The Affordable Care Act’s (ACA) individual mandate requiring everyone to purchase health insurance has gotten all the attention so far; but there are many more ACA mandates on the way. One was recently announced; and, potentially, it’s just as significant. After January 1 2014, all individual health plans sold must include 10 required benefits that today only 2% of plans now cover. This mandate alone will raise the cost of individual health insurance now and, eventually, affect us all.
Starting in 2014, the ACA requires all health plans sold to individuals and small group organizations and all state Medicaid plans to cover what Health and Human Services (HHS) has determined are Essential Health Benefits:
- ambulatory patient services
- emergency services
- maternity and newborn care
- mental health and substance abuse (drug and alcohol) services
- prescription drugs
- rehabilitative facilitative services and devices
- preventive and wellness services and chronic disease management
- pediatric services, including vision and dental care
HHS will also ensure that there will be no dollar limit on the amount spent on these benefits annually or within anyone’s lifetime.
As for the details under each category, HHS has asked each state to determine the amount, manner, and duration of services covered by using one of the state’s current most popular, by enrollment, health care plans as a benchmark. Any of the ACA’s Essential Health Benefits not now in the plan must be added.

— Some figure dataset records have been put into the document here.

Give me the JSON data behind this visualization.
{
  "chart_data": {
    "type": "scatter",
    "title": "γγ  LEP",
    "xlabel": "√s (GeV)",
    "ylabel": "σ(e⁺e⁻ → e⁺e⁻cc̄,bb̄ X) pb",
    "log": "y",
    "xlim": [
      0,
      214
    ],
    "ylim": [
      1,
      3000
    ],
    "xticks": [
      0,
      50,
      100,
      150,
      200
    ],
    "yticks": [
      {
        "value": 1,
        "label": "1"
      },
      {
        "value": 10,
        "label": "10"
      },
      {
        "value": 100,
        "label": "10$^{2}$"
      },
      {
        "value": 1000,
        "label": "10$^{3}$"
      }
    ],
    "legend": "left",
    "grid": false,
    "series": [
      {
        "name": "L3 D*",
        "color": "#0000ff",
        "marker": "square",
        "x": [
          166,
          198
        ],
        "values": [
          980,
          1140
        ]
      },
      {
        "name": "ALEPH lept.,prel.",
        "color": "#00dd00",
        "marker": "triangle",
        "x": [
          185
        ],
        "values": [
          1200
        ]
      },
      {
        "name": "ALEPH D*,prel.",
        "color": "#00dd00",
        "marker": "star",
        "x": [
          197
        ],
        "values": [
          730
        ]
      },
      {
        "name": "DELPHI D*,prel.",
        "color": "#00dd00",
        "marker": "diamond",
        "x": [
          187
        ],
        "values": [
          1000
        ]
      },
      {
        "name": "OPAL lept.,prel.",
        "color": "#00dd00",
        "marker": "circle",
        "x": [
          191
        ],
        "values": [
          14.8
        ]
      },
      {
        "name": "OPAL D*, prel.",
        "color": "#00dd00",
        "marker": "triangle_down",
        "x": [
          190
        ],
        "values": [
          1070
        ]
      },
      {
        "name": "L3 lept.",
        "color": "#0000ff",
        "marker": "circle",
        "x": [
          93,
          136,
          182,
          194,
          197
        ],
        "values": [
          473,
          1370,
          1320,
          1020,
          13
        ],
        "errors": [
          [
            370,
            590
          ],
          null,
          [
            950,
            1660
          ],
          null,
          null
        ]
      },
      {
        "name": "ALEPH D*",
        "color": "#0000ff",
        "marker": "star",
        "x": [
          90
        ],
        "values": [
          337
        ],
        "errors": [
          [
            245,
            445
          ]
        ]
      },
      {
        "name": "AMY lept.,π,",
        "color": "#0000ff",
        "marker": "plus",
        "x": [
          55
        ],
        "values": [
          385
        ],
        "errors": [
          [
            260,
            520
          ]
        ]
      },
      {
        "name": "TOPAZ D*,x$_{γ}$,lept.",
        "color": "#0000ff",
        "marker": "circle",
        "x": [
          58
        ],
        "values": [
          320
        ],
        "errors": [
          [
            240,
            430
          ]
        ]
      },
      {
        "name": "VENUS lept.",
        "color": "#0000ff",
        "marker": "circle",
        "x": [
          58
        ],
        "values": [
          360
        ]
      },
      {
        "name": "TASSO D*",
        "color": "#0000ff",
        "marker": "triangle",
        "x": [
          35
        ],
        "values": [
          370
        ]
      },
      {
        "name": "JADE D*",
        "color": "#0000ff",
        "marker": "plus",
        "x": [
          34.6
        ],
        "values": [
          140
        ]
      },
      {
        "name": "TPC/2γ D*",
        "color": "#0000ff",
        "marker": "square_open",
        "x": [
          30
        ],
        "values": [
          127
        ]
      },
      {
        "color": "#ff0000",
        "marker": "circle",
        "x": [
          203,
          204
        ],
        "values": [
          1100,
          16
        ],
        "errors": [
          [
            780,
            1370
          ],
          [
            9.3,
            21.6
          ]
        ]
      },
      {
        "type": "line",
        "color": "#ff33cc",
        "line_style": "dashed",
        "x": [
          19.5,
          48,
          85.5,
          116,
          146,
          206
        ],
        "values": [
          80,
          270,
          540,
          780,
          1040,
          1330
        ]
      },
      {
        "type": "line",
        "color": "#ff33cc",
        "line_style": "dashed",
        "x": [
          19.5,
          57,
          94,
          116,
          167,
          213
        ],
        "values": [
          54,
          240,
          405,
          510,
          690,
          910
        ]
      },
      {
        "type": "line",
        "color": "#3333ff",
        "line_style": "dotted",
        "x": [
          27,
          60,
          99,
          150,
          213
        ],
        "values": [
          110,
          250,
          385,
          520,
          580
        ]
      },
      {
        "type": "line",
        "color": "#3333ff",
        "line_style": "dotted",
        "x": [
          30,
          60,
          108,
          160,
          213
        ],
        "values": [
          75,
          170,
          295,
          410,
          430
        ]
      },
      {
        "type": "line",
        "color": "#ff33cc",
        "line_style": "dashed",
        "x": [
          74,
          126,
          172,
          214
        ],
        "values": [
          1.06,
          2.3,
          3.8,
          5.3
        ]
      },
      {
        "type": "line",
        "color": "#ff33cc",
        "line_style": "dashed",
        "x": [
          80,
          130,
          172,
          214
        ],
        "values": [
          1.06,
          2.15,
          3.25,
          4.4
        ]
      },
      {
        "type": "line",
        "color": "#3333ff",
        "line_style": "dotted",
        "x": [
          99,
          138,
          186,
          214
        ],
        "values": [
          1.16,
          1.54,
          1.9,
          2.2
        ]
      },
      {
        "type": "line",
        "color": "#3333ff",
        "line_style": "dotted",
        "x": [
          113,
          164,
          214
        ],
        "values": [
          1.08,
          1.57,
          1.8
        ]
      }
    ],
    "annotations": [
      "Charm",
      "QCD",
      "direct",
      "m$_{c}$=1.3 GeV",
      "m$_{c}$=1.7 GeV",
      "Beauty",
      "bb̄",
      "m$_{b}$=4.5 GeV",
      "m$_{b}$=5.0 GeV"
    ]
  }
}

So how did HHS come up with these 10 benefits? They said the health coverage benefits deemed essential would be determined by using a typical employer sponsored benefit plan as a model. But very few company plans actually include all these types of benefits; and the ones that do could not be considered ‘typical’. In fact, only 2% of all health care plans available cover all the essential health benefits, with mental health, substance abuse and pediatric services being the least covered benefits and maternity benefits falling close behind.
HHS also said the Institute of Medicine (IOM), an independent non-profit organization that provides unbiased advice to decision makers, would advise them how best to determine benefits that could be considered essential. But the Institute’s 300 page report to HHS stressed that plans must be affordable and modeled on mid-tier health plans offered by small employers. The Institute specifically warned against adding costly excessive benefits. The fear expressed in the report was that if the plans were too expensive, healthy people would rather go without costly health insurance. This would leave an insurance pool dominated by people who use more insurance than they’ve paid for which would drive up the price of health insurance still more. IOM analysts, in their report, specifically cautioned against adding any nice-to-have benefits. They compared that with a shopper who adds all the things he wants to the grocery cart; but when he has to check out, finds he doesn’t have the money to pay for it.
HHS promised, after they posted the initial list of their possible essential benefits in November 2013, they would hold ‘listening’ sessions around the country before any final decision was made. But, when the final rule concerning essential benefits was issued at the end of February, there were few changes. Over 6000 comments were received and ignored. So, again, how did they choose their mandatory list of essential benefits? Maybe it was the shopping cart paradigm they followed after all.
People spending their own money wouldn’t buy plans that include all those benefits. They’d be too expensive. What’s more, most people don’t need the insurance protection those benefits provide. The idea is to force everyone to pay for benefits only a few will need. Why is everyone paying for benefits many, if not most, people can afford to pay for themselves? Up until now, for example, most people have managed to pay for maternity expenses themselves. Truly poor people are covered by Medicaid.
In effect, when everyone’s paying, with no dollar limit, for the mental health and substance abuse treatments used by the few it becomes a subsidy on those benefits for the recipients. The cost of anything that’s subsidized goes up with the increased demand. The insurance covering these costs must go up as well. It’s an insidious cycle.
Right now, these dictated benefits are being force-fed to people who buy their own insurance and people in small groups; and states must offer these benefits to everyone on Medicaid. Right now, larger employers are exempt from compliance. However, it’s only a matter of time before they too will be forced to cover all 10 health care categories. And what stops HHS from adding still more categories? Actually, nothing.